When teaching with DAP methods, children have time to develop those crucial foundational skills such as phonemic awareness, alphabet knowledge, and number sense (all recognized as strong predictors for future success). In DAP classrooms, students are exposed to rich vocabulary, oral language experiences, story elements, deep literary experiences, dramatic play, experimentation, and rich moments of discovery. In the classrooms filled with pushed down curriculum, students are exposed to long moments of seat work, worksheets, way too many sight words, number problems at the expense of number sense, and laborious efforts of handwriting drills.
Young children have a natural, intrinsic motivational system. They are born with determination, perseverance, problem solving, and a natural ability to learn from mistakes using, problem solving, and cause and effect. In fact, most young children feel they can accomplish about anything they set their mind to. Classrooms that are developmentally appropriate tend to foster that notion and allow children to blossom and grow in natural ways. Conversely, children who are subjected to environments not conducive to development become easily discouraged, anxious, begin to lose confidence, and learn to rely heavily on extrinsic motivators.
Academics and Developmentally Appropriate Practices
Teaching with Developmentally Appropriate Practices does not mean you are not teaching children academics, in fact, I have seen children flourish in classrooms that are teaching appropriately. Common Core Standards can be easily met in Developmental ways. In fact, the authors of the Common Core always intended for children to be learning through DAP. The Common Core states: "[T]he use of play with young children is not specified by the Standards, but it is welcome as a valuable activity in its own right and as a way to help students meet the expectations in this document" (CCSS-ELA, 6, #1)
According to David Liben, of Student Achievement Partners, play is not listed in the CORE because it is a method of teaching, not a goal.

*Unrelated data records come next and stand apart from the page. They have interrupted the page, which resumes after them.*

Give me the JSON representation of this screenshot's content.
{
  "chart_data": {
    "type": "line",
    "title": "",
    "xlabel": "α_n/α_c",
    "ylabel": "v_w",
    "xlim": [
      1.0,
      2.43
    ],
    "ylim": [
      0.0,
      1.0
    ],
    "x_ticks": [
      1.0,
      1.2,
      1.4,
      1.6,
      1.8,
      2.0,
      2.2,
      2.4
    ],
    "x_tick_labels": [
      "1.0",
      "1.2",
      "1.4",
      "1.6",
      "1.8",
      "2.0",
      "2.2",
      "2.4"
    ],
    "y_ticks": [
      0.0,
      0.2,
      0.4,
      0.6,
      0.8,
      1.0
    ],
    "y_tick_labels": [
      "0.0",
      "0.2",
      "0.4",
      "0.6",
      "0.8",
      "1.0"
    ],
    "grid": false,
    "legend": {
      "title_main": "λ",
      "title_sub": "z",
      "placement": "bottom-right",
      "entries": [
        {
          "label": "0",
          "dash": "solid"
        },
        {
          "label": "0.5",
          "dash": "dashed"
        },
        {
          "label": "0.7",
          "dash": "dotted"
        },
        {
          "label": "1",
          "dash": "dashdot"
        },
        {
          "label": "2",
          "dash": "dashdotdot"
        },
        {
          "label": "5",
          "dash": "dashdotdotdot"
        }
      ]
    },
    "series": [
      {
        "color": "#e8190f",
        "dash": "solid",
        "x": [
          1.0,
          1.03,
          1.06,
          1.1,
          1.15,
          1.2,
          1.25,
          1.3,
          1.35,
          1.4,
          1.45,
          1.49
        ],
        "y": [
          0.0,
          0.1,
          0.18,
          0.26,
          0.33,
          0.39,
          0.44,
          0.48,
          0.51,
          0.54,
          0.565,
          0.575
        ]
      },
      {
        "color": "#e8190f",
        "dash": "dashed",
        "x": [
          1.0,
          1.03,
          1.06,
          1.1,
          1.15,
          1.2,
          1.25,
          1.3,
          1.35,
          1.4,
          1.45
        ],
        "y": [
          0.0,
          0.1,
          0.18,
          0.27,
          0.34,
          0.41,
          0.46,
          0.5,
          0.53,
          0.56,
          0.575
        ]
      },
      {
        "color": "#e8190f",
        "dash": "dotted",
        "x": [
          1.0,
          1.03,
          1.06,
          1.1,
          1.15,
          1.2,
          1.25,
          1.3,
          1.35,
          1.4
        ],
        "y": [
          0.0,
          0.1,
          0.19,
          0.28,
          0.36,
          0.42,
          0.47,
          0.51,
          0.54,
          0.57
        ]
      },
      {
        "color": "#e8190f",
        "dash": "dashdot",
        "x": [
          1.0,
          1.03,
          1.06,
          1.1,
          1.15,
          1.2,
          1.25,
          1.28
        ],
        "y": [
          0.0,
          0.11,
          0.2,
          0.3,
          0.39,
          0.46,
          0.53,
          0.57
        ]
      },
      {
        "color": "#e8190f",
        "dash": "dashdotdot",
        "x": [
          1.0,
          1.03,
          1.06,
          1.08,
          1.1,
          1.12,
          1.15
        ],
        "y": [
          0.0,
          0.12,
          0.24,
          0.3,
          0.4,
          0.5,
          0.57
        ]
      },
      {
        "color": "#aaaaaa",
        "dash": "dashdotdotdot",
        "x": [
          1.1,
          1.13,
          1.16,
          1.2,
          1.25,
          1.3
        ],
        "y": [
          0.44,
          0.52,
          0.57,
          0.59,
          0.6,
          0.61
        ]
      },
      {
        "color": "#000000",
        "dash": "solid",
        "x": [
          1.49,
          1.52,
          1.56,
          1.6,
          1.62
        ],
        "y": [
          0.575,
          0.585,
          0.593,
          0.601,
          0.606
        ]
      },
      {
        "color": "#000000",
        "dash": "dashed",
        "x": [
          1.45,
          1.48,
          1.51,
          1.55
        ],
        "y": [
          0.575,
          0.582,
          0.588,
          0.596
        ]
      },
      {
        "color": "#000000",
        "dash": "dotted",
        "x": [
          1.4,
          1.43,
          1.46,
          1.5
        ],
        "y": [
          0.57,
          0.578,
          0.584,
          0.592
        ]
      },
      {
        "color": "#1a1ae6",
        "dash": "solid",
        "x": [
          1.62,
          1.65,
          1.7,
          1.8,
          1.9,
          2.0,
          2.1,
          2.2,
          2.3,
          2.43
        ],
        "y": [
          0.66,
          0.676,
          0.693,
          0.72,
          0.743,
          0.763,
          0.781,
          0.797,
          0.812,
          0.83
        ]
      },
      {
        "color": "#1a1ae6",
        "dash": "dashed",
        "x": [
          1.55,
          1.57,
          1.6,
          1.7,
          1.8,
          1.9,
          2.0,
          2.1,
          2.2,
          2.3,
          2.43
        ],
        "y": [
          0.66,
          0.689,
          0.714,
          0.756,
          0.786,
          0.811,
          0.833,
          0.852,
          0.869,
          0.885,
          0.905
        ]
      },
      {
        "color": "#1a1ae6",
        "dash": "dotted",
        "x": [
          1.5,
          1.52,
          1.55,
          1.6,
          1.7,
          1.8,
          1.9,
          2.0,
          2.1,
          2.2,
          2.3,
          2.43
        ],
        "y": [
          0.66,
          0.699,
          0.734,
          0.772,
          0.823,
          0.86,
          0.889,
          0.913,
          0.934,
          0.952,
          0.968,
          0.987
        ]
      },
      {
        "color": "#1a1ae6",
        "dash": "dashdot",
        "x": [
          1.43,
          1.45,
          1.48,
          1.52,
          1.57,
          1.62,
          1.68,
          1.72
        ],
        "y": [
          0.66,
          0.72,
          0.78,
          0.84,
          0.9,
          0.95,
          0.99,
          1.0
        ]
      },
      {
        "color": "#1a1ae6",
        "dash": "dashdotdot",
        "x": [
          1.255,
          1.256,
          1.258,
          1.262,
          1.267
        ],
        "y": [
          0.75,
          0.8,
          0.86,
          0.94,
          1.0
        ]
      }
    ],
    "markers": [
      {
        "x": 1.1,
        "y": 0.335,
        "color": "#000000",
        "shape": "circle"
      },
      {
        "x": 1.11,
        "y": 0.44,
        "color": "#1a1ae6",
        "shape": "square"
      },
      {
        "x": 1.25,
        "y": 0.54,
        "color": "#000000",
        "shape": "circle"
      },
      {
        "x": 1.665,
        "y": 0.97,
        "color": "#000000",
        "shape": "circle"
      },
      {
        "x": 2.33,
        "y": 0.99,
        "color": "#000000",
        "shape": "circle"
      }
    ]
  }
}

But the developers of the CORE fully expect teachers to be using play as a way to best teach the goals in the CORE.
DAP and academic rigor are not opposing concepts. In fact, there is often more rigor in classrooms that are appropriate with a child-centered approach. The push-down of academic content is not going away any time soon, so it is up to the educators of young children to take that content and deliver it in ways that are experiential, playful, presented in a way young children learn.
We must teach children academic concepts in a manner that makes sense to the world of a child; thematically and playfully. Using appropriate lessons, activities, games, art, music, science, dramatic play, writing, and more weaving them together to create beautiful moments of rigorous learning presented with the development of a young child in mind.